To fix that, things such as BERT have come up with tricks that have their own pitfalls. BERT took the Transformer architecture and added a twist: it trained the Transformer with some of the words in a sentence "masked," either randomly substituted with other words or replaced with a string that literally says "MASK." That's based on what's called a "cloze" test, where you give people a sentence with blanks and force them to guess the words. BERT was trained to fill in the blanks, as a way to force it to compute many different probabilities of word combinations.

That's all well and good, write Yang & Co., but such an approach is unnatural — you don't find such masked words in real-world test data.

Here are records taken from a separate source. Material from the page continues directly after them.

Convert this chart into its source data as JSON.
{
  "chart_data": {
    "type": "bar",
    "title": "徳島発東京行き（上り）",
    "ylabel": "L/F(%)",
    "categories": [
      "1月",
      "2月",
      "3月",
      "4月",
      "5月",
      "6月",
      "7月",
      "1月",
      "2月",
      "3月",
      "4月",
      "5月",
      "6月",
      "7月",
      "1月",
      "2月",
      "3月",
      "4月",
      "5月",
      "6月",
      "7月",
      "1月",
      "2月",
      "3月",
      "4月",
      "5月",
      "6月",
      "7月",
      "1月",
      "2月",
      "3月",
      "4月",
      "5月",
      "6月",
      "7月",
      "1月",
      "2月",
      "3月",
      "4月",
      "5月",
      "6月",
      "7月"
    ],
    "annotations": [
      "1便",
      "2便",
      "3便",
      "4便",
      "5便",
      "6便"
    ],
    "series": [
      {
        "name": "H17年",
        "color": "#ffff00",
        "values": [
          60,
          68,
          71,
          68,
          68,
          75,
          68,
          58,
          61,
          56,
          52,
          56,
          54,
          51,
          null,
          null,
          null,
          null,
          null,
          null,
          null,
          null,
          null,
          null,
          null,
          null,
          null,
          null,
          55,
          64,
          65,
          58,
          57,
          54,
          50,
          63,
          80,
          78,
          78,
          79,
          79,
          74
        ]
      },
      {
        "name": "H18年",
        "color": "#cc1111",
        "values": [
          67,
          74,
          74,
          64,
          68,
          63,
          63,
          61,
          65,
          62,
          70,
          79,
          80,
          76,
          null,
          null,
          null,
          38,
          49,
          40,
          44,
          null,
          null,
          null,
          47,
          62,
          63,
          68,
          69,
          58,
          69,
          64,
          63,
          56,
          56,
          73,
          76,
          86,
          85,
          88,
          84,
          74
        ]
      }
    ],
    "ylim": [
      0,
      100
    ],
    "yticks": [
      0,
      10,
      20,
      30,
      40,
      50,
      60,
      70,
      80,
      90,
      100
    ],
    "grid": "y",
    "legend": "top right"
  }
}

More important, they write, "since the predicted tokens are masked in the input, BERT is not able to model the multiple ways in which words may depend on one another. 

For example, in the sentence "New York is a city," Bert can figure out that the word "New" probably would be implied by a sentence fragment such as "is a city," as would the word "York." But BERT couldn't divine whether the word "York" might be made more likely by the presence of both "New" and "is a city." BERT, in other words, doesn't know that the two target words, as they're called, "New" and "York," are linked in a co-dependent fashion.

Must read

To solve that problem, the authors strip away the masking idea, and they instead go back to a prior idea developed in 2016, based on the notion of "permutations," by Benigno Uria of Google's DeepMind. One can index the words in a phrase and then, without referring to the word itself, compute the various permutations of those words in sequence. 

The authors call this a "two stream" approach, where the Transformer both looks at probabilities of words in context in the sentence, and then a second function that looks at the ordering of the words around the target word, the context, what is known in Transformer-speak as the "query." This second function has no knowledge of the target word itself. Think of it as combining two sets of information, one about the word itself and another about the context in which it is most likely to show up. This becomes, then, a new, combined objective to be optimized by XLNet.

The result is that XLNet, the authors write, has more "signals" than does BERT. But it also improves on prior language modeling efforts such as GPT-2, they argue. It essentially bridges two worlds.   

The authors plan to extend the XLNet approach to problems in computer vision and reinforcement learning, they note.

All that's left now is for the team at Allen Institute for Artificial Intelligence to start picking apart XLNet.